INTRODUÇÃO: Em alguns contextos a liderança tem sido amplamente questionada. No estudo desta semana veremos que esse é um princípio bíblico. Tanto no Antigo quanto no Novo Testamento Deus levantou homens e mulheres para liderar e guiar Seu povo. Davi é um dos mais contundentes exemplos de liderança. Por esse motivo, analisaremos, o estudo, aspectos da sua atuação perante a equipe de liderados. Ao final, atentaremos para alguns princípios gerais da liderança cristã.

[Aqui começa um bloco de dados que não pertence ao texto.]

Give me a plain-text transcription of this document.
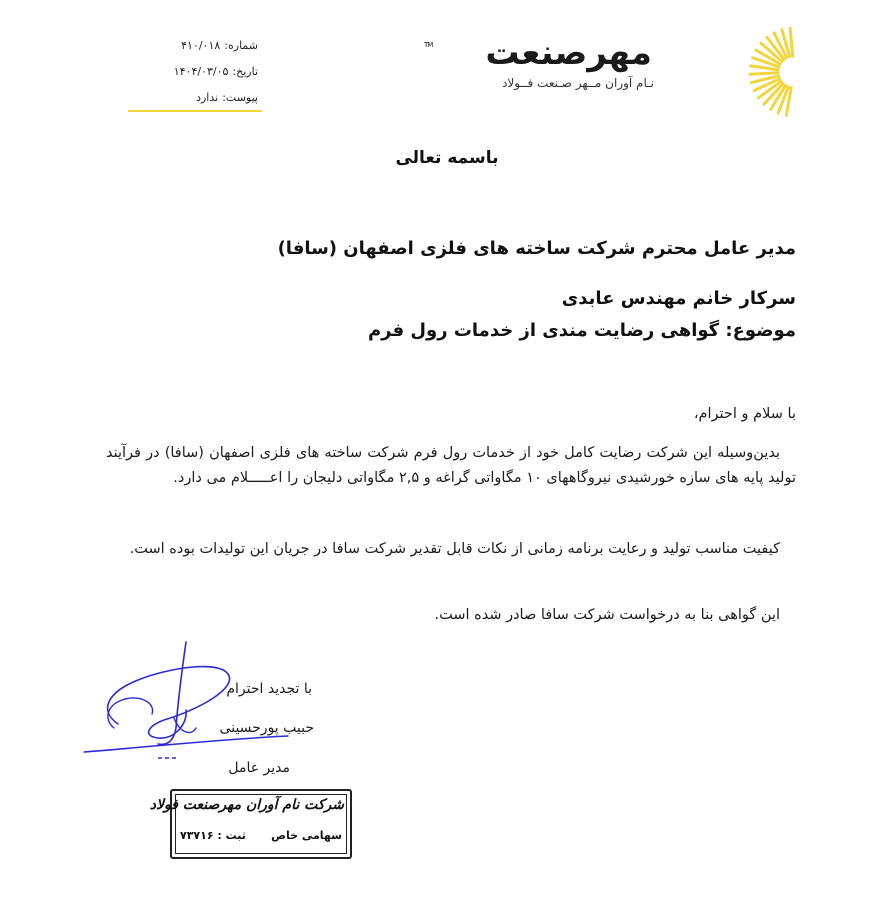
مهرصنعت
TM
نـام آوران مــهر صـنعت فــولاد
شماره:۴۱۰/۰۱۸
تاریخ:۱۴۰۴/۰۳/۰۵
پیوست:ندارد
باسمه تعالی
مدیر عامل محترم شرکت ساخته های فلزی اصفهان (سافا)
سرکار خانم مهندس عابدی
موضوع: گواهی رضایت مندی از خدمات رول فرم
با سلام و احترام،
بدین‌وسیله این شرکت رضایت کامل خود از خدمات رول فرم شرکت ساخته های فلزی اصفهان (سافا) در فرآیند تولید پایه های سازه خورشیدی نیروگاههای ۱۰ مگاواتی گراغه و ۲,۵ مگاواتی دلیجان را اعـــــلام می دارد.
کیفیت مناسب تولید و رعایت برنامه زمانی از نکات قابل تقدیر شرکت سافا در جریان این تولیدات بوده است.
این گواهی بنا به درخواست شرکت سافا صادر شده است.
با تجدید احترام
حبیب پورحسینی
مدیر عامل
شرکت نام آوران مهرصنعت فولاد
سهامی خاص
ثبت : ۷۳۷۱۶
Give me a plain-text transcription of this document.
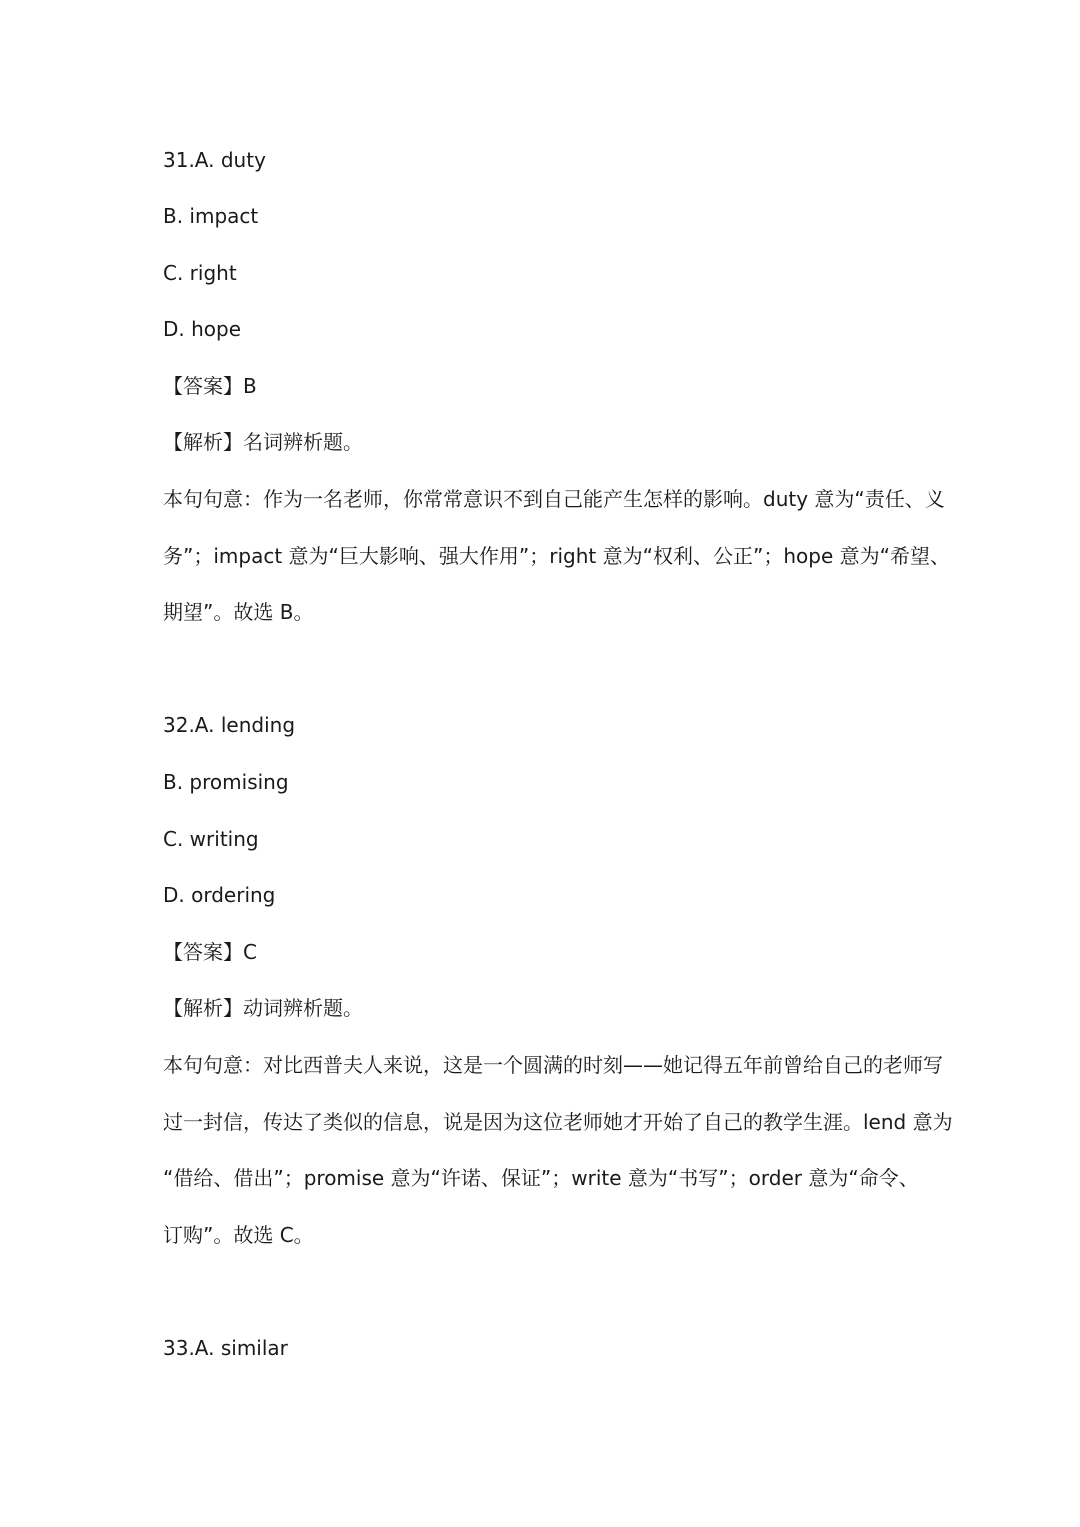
31.A. duty
B. impact
C. right
D. hope
【答案】B
【解析】名词辨析题。
本句句意：作为一名老师，你常常意识不到自己能产生怎样的影响。duty 意为“责任、义
务”；impact 意为“巨大影响、强大作用”；right 意为“权利、公正”；hope 意为“希望、
期望”。故选 B。
32.A. lending
B. promising
C. writing
D. ordering
【答案】C
【解析】动词辨析题。
本句句意：对比西普夫人来说，这是一个圆满的时刻——她记得五年前曾给自己的老师写
过一封信，传达了类似的信息，说是因为这位老师她才开始了自己的教学生涯。lend 意为
“借给、借出”；promise 意为“许诺、保证”；write 意为“书写”；order 意为“命令、
订购”。故选 C。
33.A. similar
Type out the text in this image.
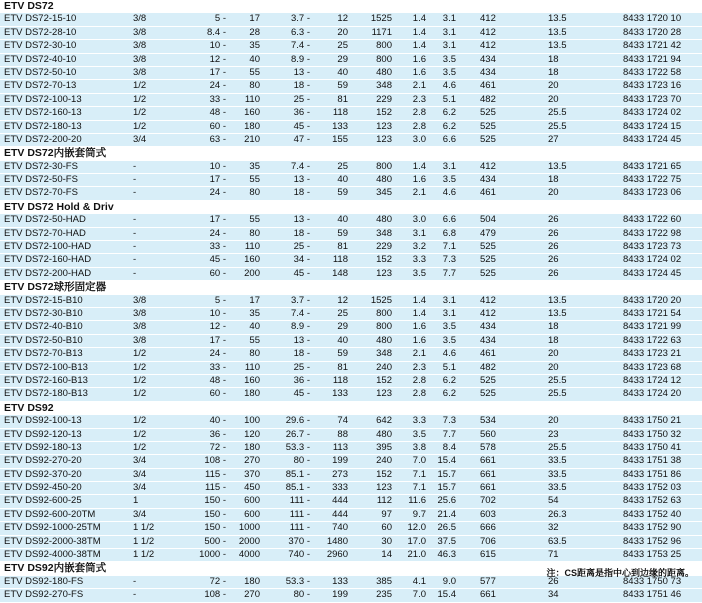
ETV DS72
ETV DS72-15-10	3/8	5 -	17	3.7 -	12	1525	1.4	3.1	412	13.5	8433 1720 10
ETV DS72-28-10	3/8	8.4 -	28	6.3 -	20	1171	1.4	3.1	412	13.5	8433 1720 28
ETV DS72-30-10	3/8	10 -	35	7.4 -	25	800	1.4	3.1	412	13.5	8433 1721 42
ETV DS72-40-10	3/8	12 -	40	8.9 -	29	800	1.6	3.5	434	18	8433 1721 94
ETV DS72-50-10	3/8	17 -	55	13 -	40	480	1.6	3.5	434	18	8433 1722 58
ETV DS72-70-13	1/2	24 -	80	18 -	59	348	2.1	4.6	461	20	8433 1723 16
ETV DS72-100-13	1/2	33 -	110	25 -	81	229	2.3	5.1	482	20	8433 1723 70
ETV DS72-160-13	1/2	48 -	160	36 -	118	152	2.8	6.2	525	25.5	8433 1724 02
ETV DS72-180-13	1/2	60 -	180	45 -	133	123	2.8	6.2	525	25.5	8433 1724 15
ETV DS72-200-20	3/4	63 -	210	47 -	155	123	3.0	6.6	525	27	8433 1724 45
ETV DS72内嵌套筒式
ETV DS72-30-FS	-	10 -	35	7.4 -	25	800	1.4	3.1	412	13.5	8433 1721 65
ETV DS72-50-FS	-	17 -	55	13 -	40	480	1.6	3.5	434	18	8433 1722 75
ETV DS72-70-FS	-	24 -	80	18 -	59	345	2.1	4.6	461	20	8433 1723 06
ETV DS72 Hold & Driv
ETV DS72-50-HAD	-	17 -	55	13 -	40	480	3.0	6.6	504	26	8433 1722 60
ETV DS72-70-HAD	-	24 -	80	18 -	59	348	3.1	6.8	479	26	8433 1722 98
ETV DS72-100-HAD	-	33 -	110	25 -	81	229	3.2	7.1	525	26	8433 1723 73
ETV DS72-160-HAD	-	45 -	160	34 -	118	152	3.3	7.3	525	26	8433 1724 02
ETV DS72-200-HAD	-	60 -	200	45 -	148	123	3.5	7.7	525	26	8433 1724 45
ETV DS72球形固定器
ETV DS72-15-B10	3/8	5 -	17	3.7 -	12	1525	1.4	3.1	412	13.5	8433 1720 20
ETV DS72-30-B10	3/8	10 -	35	7.4 -	25	800	1.4	3.1	412	13.5	8433 1721 54
ETV DS72-40-B10	3/8	12 -	40	8.9 -	29	800	1.6	3.5	434	18	8433 1721 99
ETV DS72-50-B10	3/8	17 -	55	13 -	40	480	1.6	3.5	434	18	8433 1722 63
ETV DS72-70-B13	1/2	24 -	80	18 -	59	348	2.1	4.6	461	20	8433 1723 21
ETV DS72-100-B13	1/2	33 -	110	25 -	81	240	2.3	5.1	482	20	8433 1723 68
ETV DS72-160-B13	1/2	48 -	160	36 -	118	152	2.8	6.2	525	25.5	8433 1724 12
ETV DS72-180-B13	1/2	60 -	180	45 -	133	123	2.8	6.2	525	25.5	8433 1724 20
ETV DS92
ETV DS92-100-13	1/2	40 -	100	29.6 -	74	642	3.3	7.3	534	20	8433 1750 21
ETV DS92-120-13	1/2	36 -	120	26.7 -	88	480	3.5	7.7	560	23	8433 1750 32
ETV DS92-180-13	1/2	72 -	180	53.3 -	113	395	3.8	8.4	578	25.5	8433 1750 41
ETV DS92-270-20	3/4	108 -	270	80 -	199	240	7.0	15.4	661	33.5	8433 1751 38
ETV DS92-370-20	3/4	115 -	370	85.1 -	273	152	7.1	15.7	661	33.5	8433 1751 86
ETV DS92-450-20	3/4	115 -	450	85.1 -	333	123	7.1	15.7	661	33.5	8433 1752 03
ETV DS92-600-25	1	150 -	600	111 -	444	112	11.6	25.6	702	54	8433 1752 63
ETV DS92-600-20TM	3/4	150 -	600	111 -	444	97	9.7	21.4	603	26.3	8433 1752 40
ETV DS92-1000-25TM	1 1/2	150 -	1000	111 -	740	60	12.0	26.5	666	32	8433 1752 90
ETV DS92-2000-38TM	1 1/2	500 -	2000	370 -	1480	30	17.0	37.5	706	63.5	8433 1752 96
ETV DS92-4000-38TM	1 1/2	1000 -	4000	740 -	2960	14	21.0	46.3	615	71	8433 1753 25
ETV DS92内嵌套筒式
ETV DS92-180-FS	-	72 -	180	53.3 -	133	385	4.1	9.0	577	26	8433 1750 73
ETV DS92-270-FS	-	108 -	270	80 -	199	235	7.0	15.4	661	34	8433 1751 46
注：CS距离是指中心到边缘的距离。
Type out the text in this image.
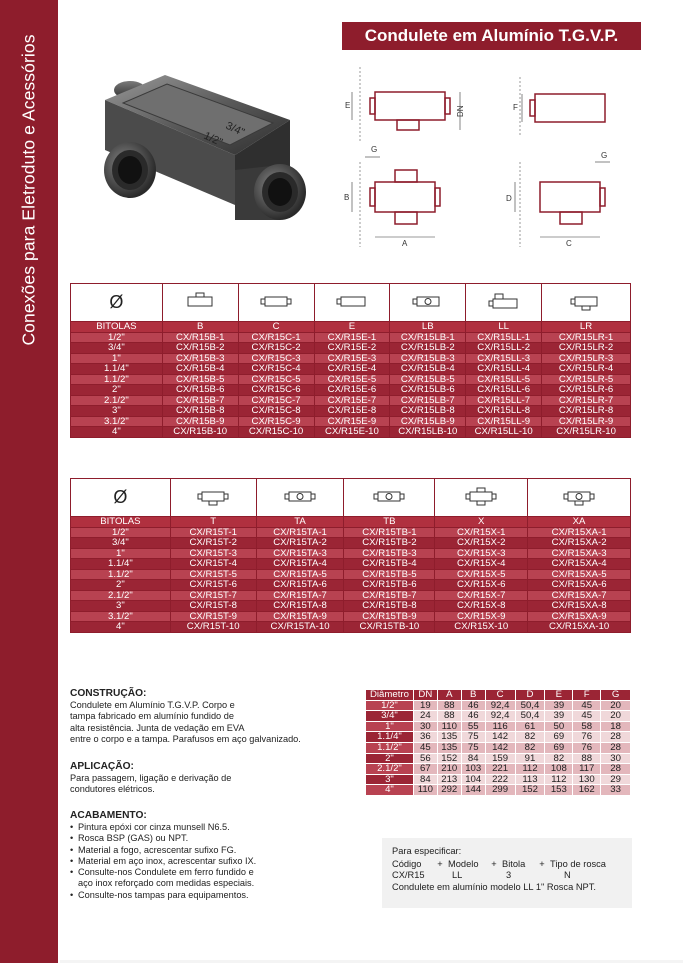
Conexões para Eletroduto e Acessórios	Condulete em Alumínio T.G.V.P.
1/2"
3/4"
E	DN	F
G
B
A
G
D
C
Ø						
BITOLAS	B	C	E	LB	LL	LR
1/2"	CX/R15B-1	CX/R15C-1	CX/R15E-1	CX/R15LB-1	CX/R15LL-1	CX/R15LR-1
3/4"	CX/R15B-2	CX/R15C-2	CX/R15E-2	CX/R15LB-2	CX/R15LL-2	CX/R15LR-2
1"	CX/R15B-3	CX/R15C-3	CX/R15E-3	CX/R15LB-3	CX/R15LL-3	CX/R15LR-3
1.1/4"	CX/R15B-4	CX/R15C-4	CX/R15E-4	CX/R15LB-4	CX/R15LL-4	CX/R15LR-4
1.1/2"	CX/R15B-5	CX/R15C-5	CX/R15E-5	CX/R15LB-5	CX/R15LL-5	CX/R15LR-5
2"	CX/R15B-6	CX/R15C-6	CX/R15E-6	CX/R15LB-6	CX/R15LL-6	CX/R15LR-6
2.1/2"	CX/R15B-7	CX/R15C-7	CX/R15E-7	CX/R15LB-7	CX/R15LL-7	CX/R15LR-7
3"	CX/R15B-8	CX/R15C-8	CX/R15E-8	CX/R15LB-8	CX/R15LL-8	CX/R15LR-8
3.1/2"	CX/R15B-9	CX/R15C-9	CX/R15E-9	CX/R15LB-9	CX/R15LL-9	CX/R15LR-9
4"	CX/R15B-10	CX/R15C-10	CX/R15E-10	CX/R15LB-10	CX/R15LL-10	CX/R15LR-10
Ø					
BITOLAS	T	TA	TB	X	XA
1/2"	CX/R15T-1	CX/R15TA-1	CX/R15TB-1	CX/R15X-1	CX/R15XA-1
3/4"	CX/R15T-2	CX/R15TA-2	CX/R15TB-2	CX/R15X-2	CX/R15XA-2
1"	CX/R15T-3	CX/R15TA-3	CX/R15TB-3	CX/R15X-3	CX/R15XA-3
1.1/4"	CX/R15T-4	CX/R15TA-4	CX/R15TB-4	CX/R15X-4	CX/R15XA-4
1.1/2"	CX/R15T-5	CX/R15TA-5	CX/R15TB-5	CX/R15X-5	CX/R15XA-5
2"	CX/R15T-6	CX/R15TA-6	CX/R15TB-6	CX/R15X-6	CX/R15XA-6
2.1/2"	CX/R15T-7	CX/R15TA-7	CX/R15TB-7	CX/R15X-7	CX/R15XA-7
3"	CX/R15T-8	CX/R15TA-8	CX/R15TB-8	CX/R15X-8	CX/R15XA-8
3.1/2"	CX/R15T-9	CX/R15TA-9	CX/R15TB-9	CX/R15X-9	CX/R15XA-9
4"	CX/R15T-10	CX/R15TA-10	CX/R15TB-10	CX/R15X-10	CX/R15XA-10
CONSTRUÇÃO:
Condulete em Alumínio T.G.V.P. Corpo e
tampa fabricado em alumínio fundido de
alta resistência. Junta de vedação em EVA
entre o corpo e a tampa. Parafusos em aço galvanizado.
APLICAÇÃO:
Para passagem, ligação e derivação de
condutores elétricos.
ACABAMENTO:
• Pintura epóxi cor cinza munsell N6.5.
• Rosca BSP (GAS) ou NPT.
• Material a fogo, acrescentar sufixo FG.
• Material em aço inox, acrescentar sufixo IX.
• Consulte-nos Condulete em ferro fundido e
aço inox reforçado com medidas especiais.
• Consulte-nos tampas para equipamentos.
Diâmetro	DN	A	B	C	D	E	F	G
1/2"	19	88	46	92,4	50,4	39	45	20
3/4"	24	88	46	92,4	50,4	39	45	20
1"	30	110	55	116	61	50	58	18
1.1/4"	36	135	75	142	82	69	76	28
1.1/2"	45	135	75	142	82	69	76	28
2"	56	152	84	159	91	82	88	30
2.1/2"	67	210	103	221	112	108	117	28
3"	84	213	104	222	113	112	130	29
4"	110	292	144	299	152	153	162	33
Para especificar:
Código	+ Modelo	+ Bitola	+ Tipo de rosca
CX/R15	LL	3	N
Condulete em alumínio modelo LL 1" Rosca NPT.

1. O PRINCÍPIO BÍBLICO DA LIDERANÇA: A fim de cumprir seus propósitos Deus estabeleceu o princípio da liderança. Quando passeamos pelas páginas da Bíblia, constatamos essa veracidade. Em Gênesis, o primeiro livro da Bíblia, lemos a respeito de José, o homem que Deus escolheu como líder no Egito (Gn. 37-45). Durante o cativeiro egípcio, Deus separou Moisés para retirar o povo daquela condição e guia-los pelo deserto (Ex. 2-17). Para a consolidação da conquista da Terra Prometida, Josué desempenhou um papel fundamental (Js. 2-8). Durante o cativeiro babilônico, Ester, uma mulher de coragem, cumpriu os desígnios de Deus para a preservação do povo israelita (Et. 4). Após o cativeiro de Judá, Neemias, mais um líder guiado por Deus, cumpriu a missão de restaurar a cidade destruída (Nm. 1-6). No Novo Testamento, Paulo e Pedro foram colunas fundamentais na liderança da igreja primitiva, tanto na plantação quanto na consolidação de igrejas (At. 14-21; J. 21).

2. O ESTILO DE LIDERANÇA DE DAVI: Davi é um exemplo bíblico de liderança competente. A competência de Davi estava respaldada na diligência de buscar fazer sempre a vontade de Deus, na sua lealdade tanto aos seus líderes quanto aos liderados e na disposição de atribuir toda glória a Deus. Quando decidiu construir um templo para o Senhor, Davi preparou o material que seria necessário (I Cr. 22.14). Mas como não coube a ele essa construção, e sim ao seu filho Salomão, tratou de lhe dar as devidas instruções para que tudo fosse feito com prudência e entendimento e de forma organizada (I Cr. 22.12-15). O estilo de liderança de Davi pautava-se no planejamento, no prognóstico do que deveria ser feito. Com Davi aprendemos a evitar as improvisações desnecessárias que possam comprometer o andamento do trabalho. O planejamento é um dos princípios basilares da condução das atividades, para tanto, faz-se necessário planejar a curto e longo prazo, sem deixar de confiar, primeiramente, no Senhor. Planejar somente não é suficiente, é preciso também coordenar a execução do projeto, identificar os objetivos, o tempo, o lugar, as pessoas envolvidas, os métodos a serem utilizados e o material disponível. Mesmo assim, é provável que existam obstáculos, e, quando eles vierem, como Davi, é recomendável que se confie na direção do Espírito Santo. Manter uma atitude de flexibilidade em relação ao planejado também evita os “engessamentos” que desgastam a liderança do projeto. Em linhas gerais, o estilo de liderança de Davi, bastante aplicável nos dias atuais, preza pela dependência em Deus, e principalmente, por atitudes de humildade, que não busca a glória própria, antes tributa todo louvor a Deus.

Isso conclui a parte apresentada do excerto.